Au cinéma, et en vrac, les grands noms du classicisme (qu’il ne faut surtout pas confondre avec l’académisme) furent John Ford, Jean Renoir, Kenji Mizoguchi, Raoul Walsh, King Vidor, Sacha Guitry, Mikio Naruse, Henry King, Yasujiro Ozu, Allan Dwan, William Wellman, Fritz Lang ou Howard Hawks (j’en oublie bien évidemment).
Orson Welles et Akira Kurosawa sont des baroques, comme Max Ophüls, même s’ils appartiennent encore un peu au cinéma classique.
Alfred Hitchcock? Je ne suis sûr de rien..
Je dirais qu’il appartenait à une veine intermédiaire: celles des «classiques» dont le classicisme cachait bien son jeu derrière une luxuriance de saillies plastiques qui constituaient sa politesse comme l’humour est celle du désespoir.
Une phrase extraite de la version 2022 du
Dictionnaire des films, de Jacques Lourcelles, à propos du réalisme, considéré par lui comme condition d’épanouissement du classicisme:
«On dit parfois, sans réfléchir, que le réalisme au cinéma barre la route à l’invention. Rien de plus faux: loin de lui barrer la route, le réalisme sollicite et accueille toute invention susceptible de faire oublier un peu plus la technicité du cinéma, et son inévitable morcellement, au profit de l’histoire, au profit de la réalité et de la continuité de l’histoire.» Et Lourcelles d’ajouter, comme s’il était besoin de circonscrire encore plus le territoire élu par sa passion:
«On ne le dira jamais assez.»
Et Walsh dans tout ça?
Et bien, il n’était pas Alfred Hitchcock, c’est sûr. Mais on pourrait affirmer sans crainte d’un procès pour escroquerie que son œuvre regorge de moments où la technicité effacée, au sens où l’entend Jacques Lourcelles, revient comme un naturel dont le galop relèverait moins d’une propension à la frime technicienne que d’une conception naturellement virtuose des soubresauts romanesques du récit.

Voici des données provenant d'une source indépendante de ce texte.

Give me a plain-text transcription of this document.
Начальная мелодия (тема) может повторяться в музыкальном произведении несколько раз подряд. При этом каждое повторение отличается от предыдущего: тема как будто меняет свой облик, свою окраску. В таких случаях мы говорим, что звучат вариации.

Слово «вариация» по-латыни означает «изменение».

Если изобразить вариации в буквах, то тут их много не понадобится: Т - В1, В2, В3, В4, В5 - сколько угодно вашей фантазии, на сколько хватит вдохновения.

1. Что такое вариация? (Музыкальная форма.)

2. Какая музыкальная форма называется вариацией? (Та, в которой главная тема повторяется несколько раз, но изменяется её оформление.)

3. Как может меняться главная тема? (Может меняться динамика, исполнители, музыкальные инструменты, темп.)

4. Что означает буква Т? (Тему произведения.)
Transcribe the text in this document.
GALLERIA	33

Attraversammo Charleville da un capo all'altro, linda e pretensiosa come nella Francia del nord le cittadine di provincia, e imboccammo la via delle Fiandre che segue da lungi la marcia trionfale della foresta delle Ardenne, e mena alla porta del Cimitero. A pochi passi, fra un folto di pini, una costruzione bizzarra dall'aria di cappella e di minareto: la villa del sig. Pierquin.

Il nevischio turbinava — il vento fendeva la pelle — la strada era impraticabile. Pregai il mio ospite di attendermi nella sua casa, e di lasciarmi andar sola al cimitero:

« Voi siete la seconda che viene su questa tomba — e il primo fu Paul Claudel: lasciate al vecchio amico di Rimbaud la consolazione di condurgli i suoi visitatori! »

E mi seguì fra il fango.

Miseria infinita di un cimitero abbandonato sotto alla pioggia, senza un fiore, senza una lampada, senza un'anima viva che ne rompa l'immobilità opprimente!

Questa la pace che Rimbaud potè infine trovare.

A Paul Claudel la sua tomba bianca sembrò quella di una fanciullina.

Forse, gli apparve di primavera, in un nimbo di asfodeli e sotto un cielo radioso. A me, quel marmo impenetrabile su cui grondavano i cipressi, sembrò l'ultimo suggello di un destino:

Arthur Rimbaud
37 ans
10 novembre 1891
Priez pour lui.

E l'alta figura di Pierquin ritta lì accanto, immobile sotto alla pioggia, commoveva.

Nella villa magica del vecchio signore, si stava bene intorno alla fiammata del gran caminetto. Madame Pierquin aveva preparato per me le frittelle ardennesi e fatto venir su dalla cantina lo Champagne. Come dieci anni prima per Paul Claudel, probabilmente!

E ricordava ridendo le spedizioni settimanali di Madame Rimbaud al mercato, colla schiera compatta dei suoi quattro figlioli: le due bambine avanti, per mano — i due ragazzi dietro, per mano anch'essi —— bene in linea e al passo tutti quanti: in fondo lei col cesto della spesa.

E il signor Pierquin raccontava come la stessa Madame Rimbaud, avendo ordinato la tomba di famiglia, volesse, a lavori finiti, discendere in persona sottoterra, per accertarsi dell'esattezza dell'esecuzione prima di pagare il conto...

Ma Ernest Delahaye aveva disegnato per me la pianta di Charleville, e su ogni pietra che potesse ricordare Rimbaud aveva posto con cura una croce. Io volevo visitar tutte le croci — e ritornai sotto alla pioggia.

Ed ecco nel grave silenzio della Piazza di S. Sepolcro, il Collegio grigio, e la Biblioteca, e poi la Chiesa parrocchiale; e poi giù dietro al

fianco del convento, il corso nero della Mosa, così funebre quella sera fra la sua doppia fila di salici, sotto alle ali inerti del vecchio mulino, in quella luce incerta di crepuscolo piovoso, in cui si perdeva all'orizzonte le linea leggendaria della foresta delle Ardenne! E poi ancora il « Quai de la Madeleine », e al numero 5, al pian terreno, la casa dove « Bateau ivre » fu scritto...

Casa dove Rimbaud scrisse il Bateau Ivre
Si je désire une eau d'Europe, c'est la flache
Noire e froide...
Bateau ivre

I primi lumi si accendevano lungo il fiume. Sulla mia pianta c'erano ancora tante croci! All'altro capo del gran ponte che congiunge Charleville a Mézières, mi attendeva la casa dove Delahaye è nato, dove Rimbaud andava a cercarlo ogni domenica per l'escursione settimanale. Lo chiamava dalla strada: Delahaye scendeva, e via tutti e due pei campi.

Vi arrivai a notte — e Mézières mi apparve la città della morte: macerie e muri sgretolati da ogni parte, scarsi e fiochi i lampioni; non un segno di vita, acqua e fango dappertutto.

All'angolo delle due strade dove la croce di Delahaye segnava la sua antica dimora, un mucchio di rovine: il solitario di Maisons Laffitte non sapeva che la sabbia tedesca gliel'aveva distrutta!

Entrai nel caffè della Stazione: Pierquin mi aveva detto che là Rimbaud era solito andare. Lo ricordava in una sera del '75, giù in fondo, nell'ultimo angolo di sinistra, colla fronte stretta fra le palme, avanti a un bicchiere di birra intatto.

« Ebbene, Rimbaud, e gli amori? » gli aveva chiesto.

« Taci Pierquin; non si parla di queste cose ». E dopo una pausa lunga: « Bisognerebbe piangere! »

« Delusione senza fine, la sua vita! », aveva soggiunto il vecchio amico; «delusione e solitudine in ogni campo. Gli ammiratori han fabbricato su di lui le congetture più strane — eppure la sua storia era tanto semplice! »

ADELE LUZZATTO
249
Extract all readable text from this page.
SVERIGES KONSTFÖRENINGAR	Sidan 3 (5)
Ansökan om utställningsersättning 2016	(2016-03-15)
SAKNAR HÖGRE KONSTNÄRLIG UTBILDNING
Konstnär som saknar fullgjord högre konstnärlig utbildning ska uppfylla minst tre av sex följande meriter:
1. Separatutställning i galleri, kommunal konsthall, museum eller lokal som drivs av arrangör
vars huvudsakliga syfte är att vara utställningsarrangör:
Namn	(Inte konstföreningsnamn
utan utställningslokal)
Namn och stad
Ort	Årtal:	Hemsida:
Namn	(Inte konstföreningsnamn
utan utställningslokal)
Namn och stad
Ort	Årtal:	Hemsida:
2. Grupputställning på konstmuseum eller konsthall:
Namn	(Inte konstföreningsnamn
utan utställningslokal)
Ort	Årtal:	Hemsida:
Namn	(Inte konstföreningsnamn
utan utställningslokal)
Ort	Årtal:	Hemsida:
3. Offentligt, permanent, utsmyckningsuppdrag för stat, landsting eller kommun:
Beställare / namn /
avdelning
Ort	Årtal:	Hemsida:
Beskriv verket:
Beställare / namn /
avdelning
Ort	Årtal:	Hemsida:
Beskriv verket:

Là encore (et on en finira plus d’y revenir), nous nous trouvons au cœur de la manière walshienne, en cet endroit d’une écriture cinématographique où une certaine conception de la vie, accueillante, trépidante et truculente, vient contaminer, perturber et même faire se cabrer, pour notre plus grand bonheur, la paisibilité tranquille du récit classique.